Acórdão nº 173/22.1T8SLV.E1 de Tribunal da Relação de Évora, 08 de Novembro de 2022

Magistrado ResponsávelMARIA CLARA FIGUEIREDO
Data da Resolução08 de Novembro de 2022
EmissorTribunal da Relação de Évora

Acordam os Juízes na Secção Criminal do Tribunal da Relação de Évora: I - Relatório

Nos presentes autos de recurso de contraordenação que correm termos no Juízo de Competência Genérica de … - J…, do Tribunal Judicial da Comarca de …, com o nº 173/22.1T8SLV, foi proferida decisão final que julgou parcialmente procedente o recurso de impugnação interposto pela arguida AA, Lda, com sede na EN …, … da decisão administrativa proferida pela Secretaria Geral do Ministério da Administração Interna, em 24 de outubro de 2021, que a condenara pela prática da contraordenação grave, prevista e punida pelos artigos 8.º n.º 7 e 59.º, n.ºs 2, al. b), 4, al. b) e 8 da Lei n.º 34/13, de 16 de maio e na al. c) do parágrafo 3.1., do n.º 3 do anexo I da Portaria n.º 273/2013, de 20 de Agosto, numa coima no montante de € 7.500,00 (sete mil e quinhentos euros)

Tal decisão final decidiu julgar o recurso de impugnação judicial parcialmente procedente e, em consequência, manter a condenação da recorrente pela prática de uma contraordenação grave, prevista e punida pelos artigos 8.º, n.º 7 e 59.º, n.ºs 2, al. c), 4, al. b) e 8 da Lei n.º 34/13, de 16 de maio e na al. c) do parágrafo 3.1., do n.º 3 do anexo I da Portaria n.º 273/2013, de 20 de agosto, substituindo, porém, a coima anteriormente aplicada, no montante de €7.500,00 (sete mil e quinhentos euros), pela sanção de admoestação

* Inconformado com tal decisão, veio o Ministério Público interpor recurso da mesma, tendo apresentado, após a motivação, as conclusões que passamos a transcrever: “II - CONCLUSÕES 1. O Ministério Público não concorda com a substituição da coima aplicada à Recorrente pela sanção de admoestação, por duas linhas de razão: a. inadmissibilidade da aplicação da admoestação em contra-ordenação considerada como grave; b. formalidade da aplicação da admoestação (escrita)
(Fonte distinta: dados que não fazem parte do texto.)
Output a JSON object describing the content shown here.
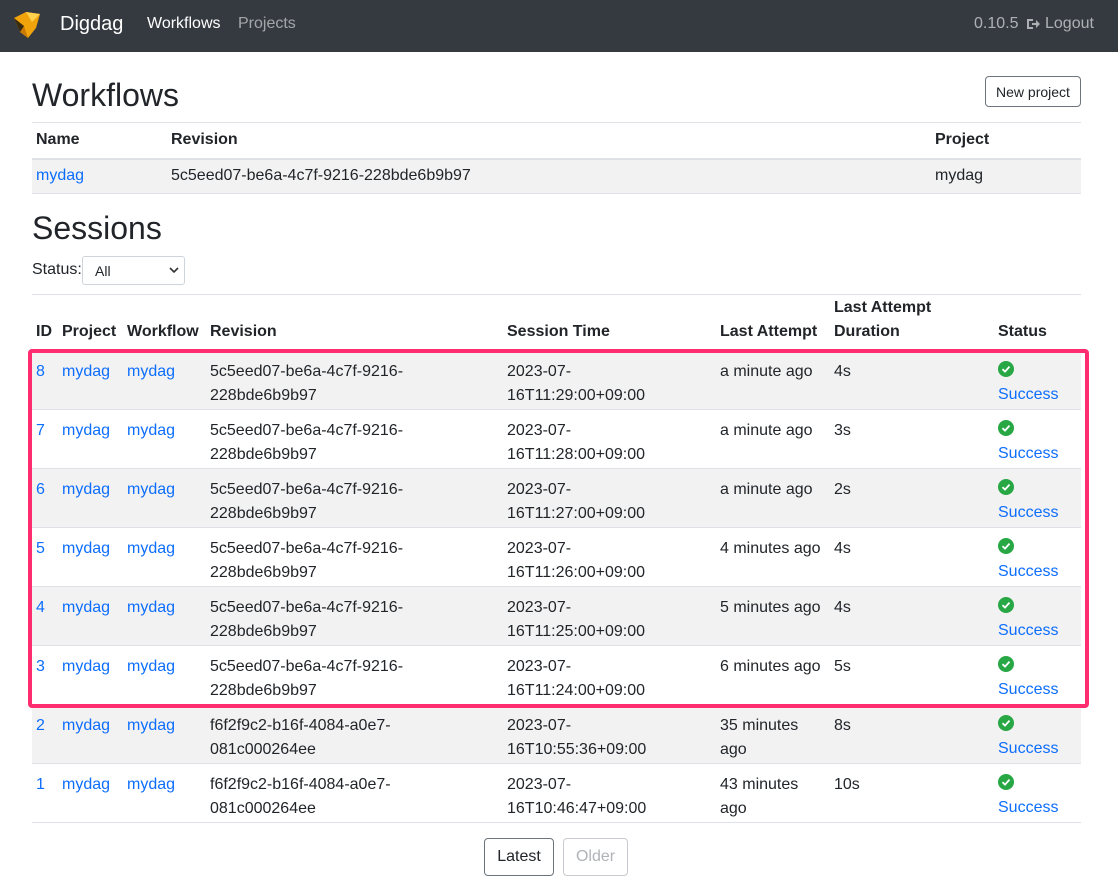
{
  "navbar": {
    "brand": "Digdag",
    "links": {
      "workflows": "Workflows",
      "projects": "Projects"
    },
    "version": "0.10.5",
    "logout": "Logout"
  },
  "workflows": {
    "title": "Workflows",
    "new_project_label": "New project",
    "columns": {
      "name": "Name",
      "revision": "Revision",
      "project": "Project"
    },
    "rows": [
      {
        "name": "mydag",
        "revision": "5c5eed07-be6a-4c7f-9216-228bde6b9b97",
        "project": "mydag"
      }
    ]
  },
  "sessions": {
    "title": "Sessions",
    "status_label": "Status:",
    "status_selected": "All",
    "columns": {
      "id": "ID",
      "project": "Project",
      "workflow": "Workflow",
      "revision": "Revision",
      "session_time": "Session Time",
      "last_attempt": "Last Attempt",
      "duration": "Last Attempt Duration",
      "status": "Status"
    },
    "rows": [
      {
        "id": "8",
        "project": "mydag",
        "workflow": "mydag",
        "revision": "5c5eed07-be6a-4c7f-9216-228bde6b9b97",
        "session_time": "2023-07-16T11:29:00+09:00",
        "last_attempt": "a minute ago",
        "duration": "4s",
        "status": "Success"
      },
      {
        "id": "7",
        "project": "mydag",
        "workflow": "mydag",
        "revision": "5c5eed07-be6a-4c7f-9216-228bde6b9b97",
        "session_time": "2023-07-16T11:28:00+09:00",
        "last_attempt": "a minute ago",
        "duration": "3s",
        "status": "Success"
      },
      {
        "id": "6",
        "project": "mydag",
        "workflow": "mydag",
        "revision": "5c5eed07-be6a-4c7f-9216-228bde6b9b97",
        "session_time": "2023-07-16T11:27:00+09:00",
        "last_attempt": "a minute ago",
        "duration": "2s",
        "status": "Success"
      },
      {
        "id": "5",
        "project": "mydag",
        "workflow": "mydag",
        "revision": "5c5eed07-be6a-4c7f-9216-228bde6b9b97",
        "session_time": "2023-07-16T11:26:00+09:00",
        "last_attempt": "4 minutes ago",
        "duration": "4s",
        "status": "Success"
      },
      {
        "id": "4",
        "project": "mydag",
        "workflow": "mydag",
        "revision": "5c5eed07-be6a-4c7f-9216-228bde6b9b97",
        "session_time": "2023-07-16T11:25:00+09:00",
        "last_attempt": "5 minutes ago",
        "duration": "4s",
        "status": "Success"
      },
      {
        "id": "3",
        "project": "mydag",
        "workflow": "mydag",
        "revision": "5c5eed07-be6a-4c7f-9216-228bde6b9b97",
        "session_time": "2023-07-16T11:24:00+09:00",
        "last_attempt": "6 minutes ago",
        "duration": "5s",
        "status": "Success"
      },
      {
        "id": "2",
        "project": "mydag",
        "workflow": "mydag",
        "revision": "f6f2f9c2-b16f-4084-a0e7-081c000264ee",
        "session_time": "2023-07-16T10:55:36+09:00",
        "last_attempt": "35 minutes ago",
        "duration": "8s",
        "status": "Success"
      },
      {
        "id": "1",
        "project": "mydag",
        "workflow": "mydag",
        "revision": "f6f2f9c2-b16f-4084-a0e7-081c000264ee",
        "session_time": "2023-07-16T10:46:47+09:00",
        "last_attempt": "43 minutes ago",
        "duration": "10s",
        "status": "Success"
      }
    ]
  },
  "pagination": {
    "latest": "Latest",
    "older": "Older"
  },
  "colors": {
    "navbar_bg": "#343a40",
    "link": "#0d6efd",
    "success": "#28a745",
    "highlight": "#ff2d6f"
  }
}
  1. Foi a Recorrente condenada por uma contra-ordenação que a própria formulação legal do preceito tipificador da conduta, classifica como muito grave (art.º 8º nº 7 e 59º nº 2 al. b), 4º al. b) e 8 da Lei nº 34/13 de 16 de Maio e na al. c) do parágrafo 3.1 do nº 3 do anexo I da Portaria nº 273/2013 de 20 de Agosto)

  2. Esta classificação legal da contra-ordenação em causa afasta desde logo a possibilidade da aplicação da medida de admoestação, prevista no artigo 51º, do Regime Geral das Contra-Ordenações, pois que objectiva e expressamente, trata-se de uma contra-ordenação com gravidade (neste sentido, entre outros o Acórdão do Tribunal da Relação de Évora de 08-03-2018; Processo nº 2551/17.9T8ENT.E1; Relator, Dr. Gomes de Sousa, disponível em www.dgsi.pt; Acórdão Uniformizador de Jurisprudência do Supremo Tribunal de Justiça nº 6/2018, publicado no D.R nº 219/2018,Série I de 14 de Novembro de 2018; o Acórdão do Tribunal da Relação do Porto de 17 de Setembro de 2014, Processo nº 656/13.4TBPNF.P2; Relator Dra. Elsa Paixão; disponível em www.dgsi.pt”)

  3. No fundo, a admoestação trata-se de uma alternativa para os casos de pouca relevância do ilícito criminal e da culpa do agente, isto é, para contra-ordenações leves ou simples, ou seja, quando quer a gravidade do ilícito quer a culpa sejam reduzidos (cfr: PAULO PINTO de ALBUQUERQUE, Comentário do Regime Geral das Contra-Ordenações, p. 222 e ss. e SIMAS SANTOS e LOPES DE SOUSA, Contra-Ordenações, Anotações ao Regime Geral, 2011, p. 394)

  4. Entendeu o tribunal a quo que: “(…) em nosso entendimento, que, não obstante a integração dum tipo legal de ilícito contra-ordenacional definido em abstracto como sendo grave, as circunstâncias do caso concreto podem apontar em concreto para uma diminuta ilicitude e gravidade. (…)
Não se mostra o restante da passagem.